If you don't have that long, you might like to consider alternatives, such as parsing the output of NCL".
[He did then go on to say:
"The official 'programming interface' for control and monitoring of DECnet Phase V is to make a DECnet connection to CML (session control application 19) and exchange DEC CMIP messages. To be able to make any sense of this you will need:
1. To be a good programmer of DECnet logical links
2. Have a copy of the DEC CMIP spec to give you the general structure of messages
3. Have a copy of 3 or more ISO standards on ASN1 coding and rules
4. Have a copy of the 'Digital' Phase V specs for NSP, Session Control and OSI Transport (3 specifications) to tell you the entities and attributes that are encoded in messages
5. Have the quick wit to recognise the entities and attributes that are not documented (because they were 'invented' after the specs were frozen) and work out what they are
6. Be able to run whatever CTF traces you need to find out what is going on -- because whatever you think, the messages that you actually have to exchange will be nothing like you expect, even after following all the above.
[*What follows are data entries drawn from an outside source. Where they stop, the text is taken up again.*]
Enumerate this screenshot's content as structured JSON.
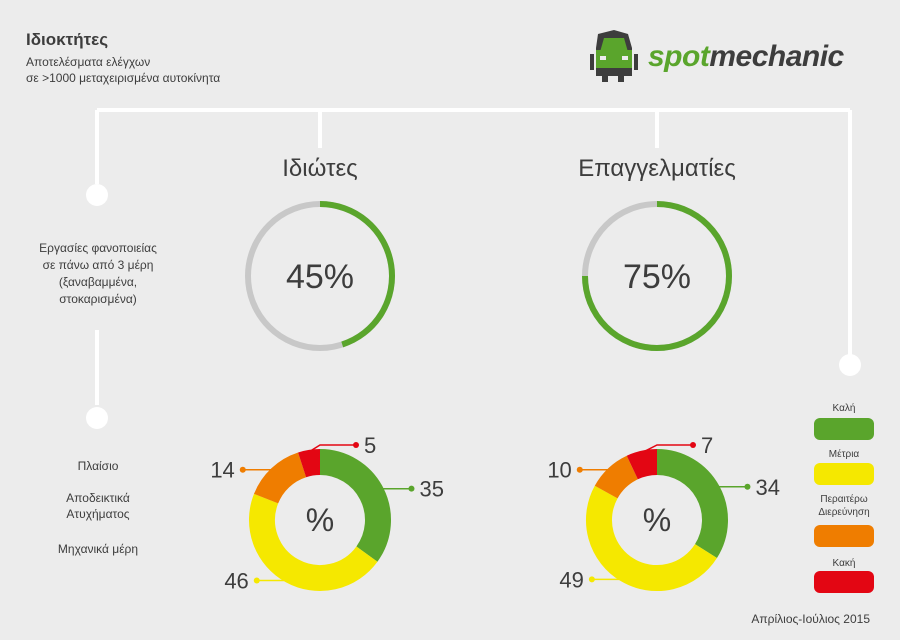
{
  "header": {
    "title": "Ιδιοκτήτες",
    "subtitle_line1": "Αποτελέσματα ελέγχων",
    "subtitle_line2": "σε >1000 μεταχειρισμένα αυτοκίνητα"
  },
  "logo": {
    "part1": "spot",
    "part2": "mechanic"
  },
  "side_labels": {
    "bodywork_line1": "Εργασίες φανοποιείας",
    "bodywork_line2": "σε πάνω από 3 μέρη",
    "bodywork_line3": "(ξαναβαμμένα,",
    "bodywork_line4": "στοκαρισμένα)"
  },
  "categories": {
    "frame": "Πλαίσιο",
    "accident_line1": "Αποδεικτικά",
    "accident_line2": "Ατυχήματος",
    "mechanical": "Μηχανικά μέρη"
  },
  "legend": {
    "good": "Καλή",
    "medium": "Μέτρια",
    "further_line1": "Περαιτέρω",
    "further_line2": "Διερεύνηση",
    "bad": "Κακή"
  },
  "footer": "Απρίλιος-Ιούλιος 2015",
  "colors": {
    "good": "#5aa52c",
    "medium": "#f5e800",
    "further": "#ef7d00",
    "bad": "#e30613",
    "track": "#c8c8c8",
    "line": "#ffffff"
  },
  "chart_data": [
    {
      "type": "pie",
      "title": "Ιδιώτες",
      "value": 45,
      "value_label": "45%",
      "categories": [
        "Εργασίες φανοποιείας σε πάνω από 3 μέρη"
      ],
      "values": [
        45
      ]
    },
    {
      "type": "pie",
      "title": "Επαγγελματίες",
      "value": 75,
      "value_label": "75%",
      "categories": [
        "Εργασίες φανοποιείας σε πάνω από 3 μέρη"
      ],
      "values": [
        75
      ]
    },
    {
      "type": "pie",
      "title": "Ιδιώτες",
      "center_label": "%",
      "categories": [
        "Καλή",
        "Μέτρια",
        "Περαιτέρω Διερεύνηση",
        "Κακή"
      ],
      "values": [
        35,
        46,
        14,
        5
      ]
    },
    {
      "type": "pie",
      "title": "Επαγγελματίες",
      "center_label": "%",
      "categories": [
        "Καλή",
        "Μέτρια",
        "Περαιτέρω Διερεύνηση",
        "Κακή"
      ],
      "values": [
        34,
        49,
        10,
        7
      ]
    }
  ]
}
Parsing NCL is not elegant, but you will be able to do it in a reasonable time."]
So, in short, the target node appeared not to respond for over a minute (I didn't check whether or not other jobs ran at the same time which did have successful FAL operations whilst this job's one COPY command failed), but it's not clear whether or not it was a network infrastructure issue, an OpenVMS load issue (I don't believe so), or some artefact of it being CharonVAX running on top of Windows (I haven't looked, and I suspect that Windows Event Logs are not granular enough to show any NIC, Memory, CPU, Raid Array problems that good old ERRLOG.SYS on genuine hardware would).
I'll have to chalk it up as another problem that I've never got to the bottom of (fortunately, in 29 years, I'm lucky enough to have still been able to count this on the fingers of one hand; I'll now have to use the other hand for any other similar undiagnosed problems).